Seeing the world differently

Chelsea began to see the world through the lens of accessibility.

“We’ll be driving down the road and I’ll be sitting in the passenger seat… and I’ll be thinking, oh yup, I can get into that house, but not that one, or that one, or that one.

“Oh, that one has got a ramp!”

She says something as simple as going shopping is difficult because not all shops are easily accessible for wheelchairs. 

Chelsea has also developed a deep empathy for people going through the disability support system, a process that didn’t go well for her.

After being shuffled around the hospital and ending up in places she shouldn’t have been, Chelsea fell through a few cracks along the way.

From difficulties getting the correct equipment, to getting the right support from specialists, she says the system can be a barrier for people.

But she was delighted to be part of a focus group for Enable New Zealand to help make the system better.

Enable New Zealand, which delivers access to resources for people with disabilities, is working on developing a system to make it easier for disabled people to get what they need.  

They asked Chelsea, and other local people with disabilities, to help them co-design the new system.

“It’s giving me a chance to help other people that may have gone through the same thing as me, or stop them going through the same thing as me.”

Assumptions people make

Chelsea says the biggest misconception people have is that people with a physical disability also have a mental one.

Conscious or not, that bias is evident when she’s out and about.

“Mum might be standing next to me in a shop and [the salesperson] might start talking to her when they’re actually supposed to be talking to me.”

People also assume, sometimes wrongly, that she needs help.

She says on a recent holiday to the Cook Islands with extended family, almost all of them came up to her one afternoon to ask her if she’d like a drink.

“And it was kind of like… well, if I want a drink I’ll ask for it, but I don’t need everyone coming up to me and assuming I need help.

“If I need help I’ll ask for it, but most of the time I don’t need help because… I still have a lot of upper-body and core strength.”

Making the most of it

After deciding to make the most of her situation, Chelsea rediscovered old passions and found new ones.

She’d been an avid photographer for a few years before her diagnosis, but her disability gave it a new purpose.

On her Facebook page for her photography, Beautiful Moments, she started a series called Wheelie Strong.

“It’s just empowering people with their disabilities through their photography.

“So, getting them out and about in nature, and getting different shots and then when they look back at those pictures, their face was just amazing.”

Chelsea has also stayed active, joining the Manawatu Wheelchair Rugby team earlier this year.

“I just love the community that everyone’s created. You can smash into each other all night long, and then be like, oh do you wanna go out for lunch tomorrow?

“I just absolutely love it. And I mean, I’m not that great at ball skills, but you don’t have to be.

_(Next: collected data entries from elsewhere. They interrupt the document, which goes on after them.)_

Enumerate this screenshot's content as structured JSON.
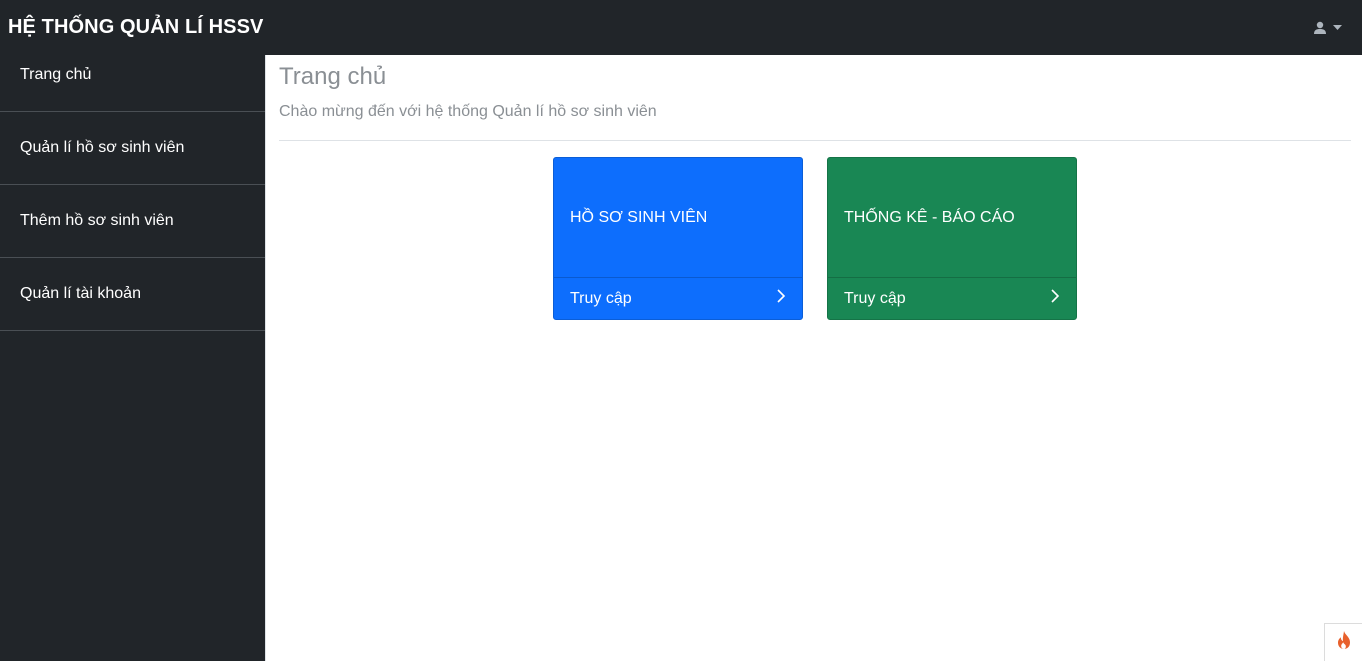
{
  "header": {
    "brand": "HỆ THỐNG QUẢN LÍ HSSV",
    "user_icon": "user-icon",
    "dropdown_icon": "caret-down-icon"
  },
  "sidebar": {
    "items": [
      {
        "label": "Trang chủ"
      },
      {
        "label": "Quản lí hồ sơ sinh viên"
      },
      {
        "label": "Thêm hồ sơ sinh viên"
      },
      {
        "label": "Quản lí tài khoản"
      }
    ]
  },
  "main": {
    "title": "Trang chủ",
    "subtitle": "Chào mừng đến với hệ thống Quản lí hồ sơ sinh viên",
    "cards": [
      {
        "title": "HỒ SƠ SINH VIÊN",
        "action": "Truy cập",
        "color": "#0d6efd",
        "icon": "chevron-right-icon"
      },
      {
        "title": "THỐNG KÊ - BÁO CÁO",
        "action": "Truy cập",
        "color": "#198754",
        "icon": "chevron-right-icon"
      }
    ]
  },
  "colors": {
    "dark": "#212529",
    "muted_text": "#8a8f94",
    "flame": "#e8602c"
  },
  "corner_widget_icon": "flame-icon"
}
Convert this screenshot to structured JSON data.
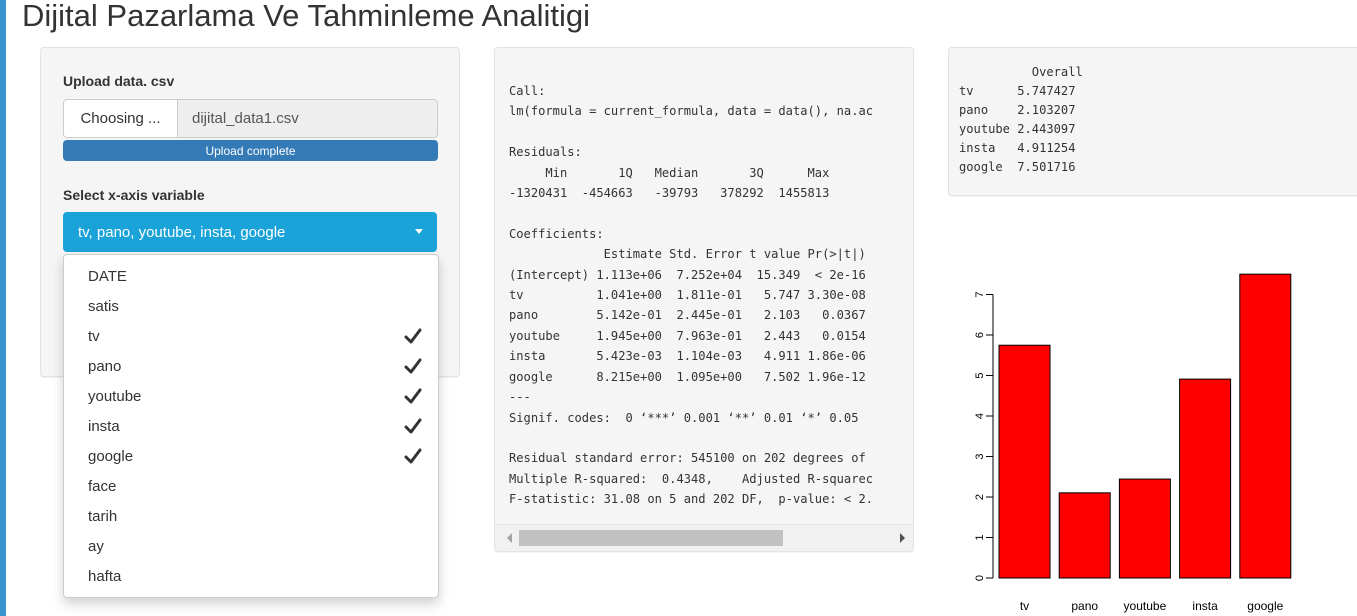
{
  "app": {
    "title": "Dijital Pazarlama Ve Tahminleme Analitigi"
  },
  "sidebar": {
    "upload_label": "Upload data. csv",
    "choose_button": "Choosing ...",
    "file_name": "dijital_data1.csv",
    "progress_text": "Upload complete",
    "progress_percent": 100,
    "select_label": "Select x-axis variable",
    "select_value": "tv, pano, youtube, insta, google",
    "dropdown_items": [
      {
        "label": "DATE",
        "selected": false
      },
      {
        "label": "satis",
        "selected": false
      },
      {
        "label": "tv",
        "selected": true
      },
      {
        "label": "pano",
        "selected": true
      },
      {
        "label": "youtube",
        "selected": true
      },
      {
        "label": "insta",
        "selected": true
      },
      {
        "label": "google",
        "selected": true
      },
      {
        "label": "face",
        "selected": false
      },
      {
        "label": "tarih",
        "selected": false
      },
      {
        "label": "ay",
        "selected": false
      },
      {
        "label": "hafta",
        "selected": false
      }
    ]
  },
  "summary": {
    "text": "Call:\nlm(formula = current_formula, data = data(), na.ac\n\nResiduals:\n     Min       1Q   Median       3Q      Max\n-1320431  -454663   -39793   378292  1455813\n\nCoefficients:\n             Estimate Std. Error t value Pr(>|t|)\n(Intercept) 1.113e+06  7.252e+04  15.349  < 2e-16\ntv          1.041e+00  1.811e-01   5.747 3.30e-08\npano        5.142e-01  2.445e-01   2.103   0.0367\nyoutube     1.945e+00  7.963e-01   2.443   0.0154\ninsta       5.423e-03  1.104e-03   4.911 1.86e-06\ngoogle      8.215e+00  1.095e+00   7.502 1.96e-12\n---\nSignif. codes:  0 ‘***’ 0.001 ‘**’ 0.01 ‘*’ 0.05\n\nResidual standard error: 545100 on 202 degrees of\nMultiple R-squared:  0.4348,    Adjusted R-squarec\nF-statistic: 31.08 on 5 and 202 DF,  p-value: < 2."
  },
  "importance": {
    "text": "          Overall\ntv      5.747427\npano    2.103207\nyoutube 2.443097\ninsta   4.911254\ngoogle  7.501716"
  },
  "chart_data": {
    "type": "bar",
    "categories": [
      "tv",
      "pano",
      "youtube",
      "insta",
      "google"
    ],
    "values": [
      5.747427,
      2.103207,
      2.443097,
      4.911254,
      7.501716
    ],
    "title": "",
    "xlabel": "",
    "ylabel": "",
    "ylim": [
      0,
      7.5
    ],
    "yticks": [
      "0",
      "1",
      "2",
      "3",
      "4",
      "5",
      "6",
      "7"
    ],
    "bar_color": "#ff0000",
    "grid": false
  },
  "colors": {
    "accent": "#1aa3d9",
    "progress": "#337ab7",
    "left_border": "#3a93cf"
  }
}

“You can just get in there and have fun, and that’s something that really built me up over the past year, is just being able to get in and have fun at something that I can get into.”

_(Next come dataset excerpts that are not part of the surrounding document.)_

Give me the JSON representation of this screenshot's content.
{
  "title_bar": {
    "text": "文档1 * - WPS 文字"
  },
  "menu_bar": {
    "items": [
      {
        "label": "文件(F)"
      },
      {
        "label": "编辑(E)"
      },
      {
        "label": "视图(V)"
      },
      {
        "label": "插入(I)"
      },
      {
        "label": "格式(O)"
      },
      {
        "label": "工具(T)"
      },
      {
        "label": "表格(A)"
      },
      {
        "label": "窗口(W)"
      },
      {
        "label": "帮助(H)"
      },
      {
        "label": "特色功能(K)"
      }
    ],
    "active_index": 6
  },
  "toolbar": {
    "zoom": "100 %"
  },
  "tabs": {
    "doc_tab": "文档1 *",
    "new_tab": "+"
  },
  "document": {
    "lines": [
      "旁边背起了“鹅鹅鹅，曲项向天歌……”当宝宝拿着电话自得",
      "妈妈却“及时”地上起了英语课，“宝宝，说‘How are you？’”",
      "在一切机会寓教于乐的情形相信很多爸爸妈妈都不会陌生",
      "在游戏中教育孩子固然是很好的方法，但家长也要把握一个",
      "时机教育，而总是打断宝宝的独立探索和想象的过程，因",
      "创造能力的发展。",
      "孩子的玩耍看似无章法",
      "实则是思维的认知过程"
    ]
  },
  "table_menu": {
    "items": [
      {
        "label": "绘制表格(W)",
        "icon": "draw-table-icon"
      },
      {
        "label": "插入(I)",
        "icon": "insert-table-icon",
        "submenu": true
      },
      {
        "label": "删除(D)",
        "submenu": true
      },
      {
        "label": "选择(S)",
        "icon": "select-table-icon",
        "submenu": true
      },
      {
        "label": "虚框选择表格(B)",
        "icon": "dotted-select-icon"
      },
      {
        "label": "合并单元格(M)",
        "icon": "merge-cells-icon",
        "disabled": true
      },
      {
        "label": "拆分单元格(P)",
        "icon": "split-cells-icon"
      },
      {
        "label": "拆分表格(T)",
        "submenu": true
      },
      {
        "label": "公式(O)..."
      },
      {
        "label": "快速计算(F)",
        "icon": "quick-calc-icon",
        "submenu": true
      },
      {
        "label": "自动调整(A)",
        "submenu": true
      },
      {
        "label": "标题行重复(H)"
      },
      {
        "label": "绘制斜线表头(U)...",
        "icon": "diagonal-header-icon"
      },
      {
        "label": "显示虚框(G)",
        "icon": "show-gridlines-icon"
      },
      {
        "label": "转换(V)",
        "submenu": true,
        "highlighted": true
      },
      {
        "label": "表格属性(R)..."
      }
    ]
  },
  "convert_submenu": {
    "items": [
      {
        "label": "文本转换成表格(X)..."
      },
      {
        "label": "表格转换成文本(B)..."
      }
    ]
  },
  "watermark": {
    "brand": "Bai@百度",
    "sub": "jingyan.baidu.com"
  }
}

Her disability has also strengthened her social networks and provided her with close friends.

“[My life] has changed dramatically, but to be honest I wouldn’t change it now.

“Two years later, I wouldn’t change it because the people that I’ve met now, and the relationships with other people that I’ve come to know are just amazing.”

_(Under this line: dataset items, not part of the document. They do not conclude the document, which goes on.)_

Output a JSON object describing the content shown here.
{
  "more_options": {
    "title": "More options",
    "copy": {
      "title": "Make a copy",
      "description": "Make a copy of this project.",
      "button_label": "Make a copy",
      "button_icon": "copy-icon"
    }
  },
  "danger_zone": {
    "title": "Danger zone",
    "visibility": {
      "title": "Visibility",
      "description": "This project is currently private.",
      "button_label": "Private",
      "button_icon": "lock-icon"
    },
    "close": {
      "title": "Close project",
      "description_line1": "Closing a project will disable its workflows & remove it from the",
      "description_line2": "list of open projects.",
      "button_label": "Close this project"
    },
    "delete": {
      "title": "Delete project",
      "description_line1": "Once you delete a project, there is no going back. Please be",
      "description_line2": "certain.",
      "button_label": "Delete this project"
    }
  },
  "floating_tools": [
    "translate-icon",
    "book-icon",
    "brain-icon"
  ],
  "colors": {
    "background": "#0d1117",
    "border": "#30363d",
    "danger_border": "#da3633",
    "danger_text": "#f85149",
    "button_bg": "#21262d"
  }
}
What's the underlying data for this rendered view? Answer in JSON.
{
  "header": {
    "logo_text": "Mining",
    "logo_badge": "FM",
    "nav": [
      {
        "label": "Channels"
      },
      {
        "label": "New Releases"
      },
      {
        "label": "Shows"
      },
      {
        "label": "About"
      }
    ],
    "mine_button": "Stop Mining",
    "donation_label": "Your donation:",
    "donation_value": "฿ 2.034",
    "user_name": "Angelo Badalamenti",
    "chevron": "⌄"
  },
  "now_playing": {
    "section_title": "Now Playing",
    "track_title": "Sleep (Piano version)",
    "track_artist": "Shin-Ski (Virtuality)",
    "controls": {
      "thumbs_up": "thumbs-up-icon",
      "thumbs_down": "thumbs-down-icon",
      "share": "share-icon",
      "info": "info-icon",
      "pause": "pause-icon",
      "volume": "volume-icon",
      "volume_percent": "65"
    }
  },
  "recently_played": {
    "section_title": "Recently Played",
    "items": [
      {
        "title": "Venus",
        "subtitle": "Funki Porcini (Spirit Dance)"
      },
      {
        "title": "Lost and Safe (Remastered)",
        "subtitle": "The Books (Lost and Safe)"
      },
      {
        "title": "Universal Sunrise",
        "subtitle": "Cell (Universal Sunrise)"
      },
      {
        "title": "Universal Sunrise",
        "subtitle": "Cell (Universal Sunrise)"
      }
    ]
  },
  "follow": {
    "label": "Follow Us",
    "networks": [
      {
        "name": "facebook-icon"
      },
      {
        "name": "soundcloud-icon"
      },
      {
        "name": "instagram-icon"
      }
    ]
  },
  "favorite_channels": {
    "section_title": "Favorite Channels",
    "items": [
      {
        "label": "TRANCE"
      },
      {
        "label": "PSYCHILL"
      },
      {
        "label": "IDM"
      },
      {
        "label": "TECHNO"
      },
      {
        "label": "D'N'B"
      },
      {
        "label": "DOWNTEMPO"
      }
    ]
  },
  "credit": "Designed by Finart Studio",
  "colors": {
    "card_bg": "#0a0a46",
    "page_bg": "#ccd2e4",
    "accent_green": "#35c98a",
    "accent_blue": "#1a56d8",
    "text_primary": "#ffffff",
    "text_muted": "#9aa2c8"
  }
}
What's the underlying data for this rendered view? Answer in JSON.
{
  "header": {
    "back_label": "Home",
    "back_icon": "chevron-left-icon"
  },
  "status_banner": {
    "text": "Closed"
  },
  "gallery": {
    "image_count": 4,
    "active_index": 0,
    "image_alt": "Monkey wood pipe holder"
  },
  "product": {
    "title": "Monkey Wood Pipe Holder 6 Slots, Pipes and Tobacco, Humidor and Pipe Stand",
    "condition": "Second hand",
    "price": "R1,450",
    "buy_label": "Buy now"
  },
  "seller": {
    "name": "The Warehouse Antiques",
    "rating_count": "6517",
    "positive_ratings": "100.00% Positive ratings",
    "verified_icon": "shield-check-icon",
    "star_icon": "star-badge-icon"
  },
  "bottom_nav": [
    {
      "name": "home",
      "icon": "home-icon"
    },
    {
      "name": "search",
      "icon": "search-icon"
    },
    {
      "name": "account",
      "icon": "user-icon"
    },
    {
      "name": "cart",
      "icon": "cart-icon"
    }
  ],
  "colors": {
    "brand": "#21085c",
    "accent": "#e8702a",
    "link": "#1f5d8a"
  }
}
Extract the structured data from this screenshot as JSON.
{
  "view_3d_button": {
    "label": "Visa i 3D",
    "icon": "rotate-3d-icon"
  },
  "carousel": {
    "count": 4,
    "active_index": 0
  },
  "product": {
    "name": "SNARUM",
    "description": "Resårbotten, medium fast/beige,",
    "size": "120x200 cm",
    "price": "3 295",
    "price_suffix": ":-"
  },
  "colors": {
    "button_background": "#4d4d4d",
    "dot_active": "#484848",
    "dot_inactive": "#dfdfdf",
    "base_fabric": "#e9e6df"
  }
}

One of those people is Quinn, a 13 year-old cancer and stroke survivor whom Chelsea calls her best friend.

“She’s the cutest little gem in the world, I’m so proud to call her my best friend.”

Chelsea loves to stay active. She plays on the Manawatu Wheelchair Rugby team.

Future plans

As well as continuing her photography and playing in the wheelchair rugby team, Chelsea is about to start a new job at StudyLink in Palmerston North.

Her mum has worked there for 20 years and says Chelsea will be the first person in that time to work there in a wheelchair.

“For me that’s really cool, because that’s doing an everyday, normal person’s job, as a normal person.

“It’s really cool to be able to sit at a desk and do my work, just like everyone else.”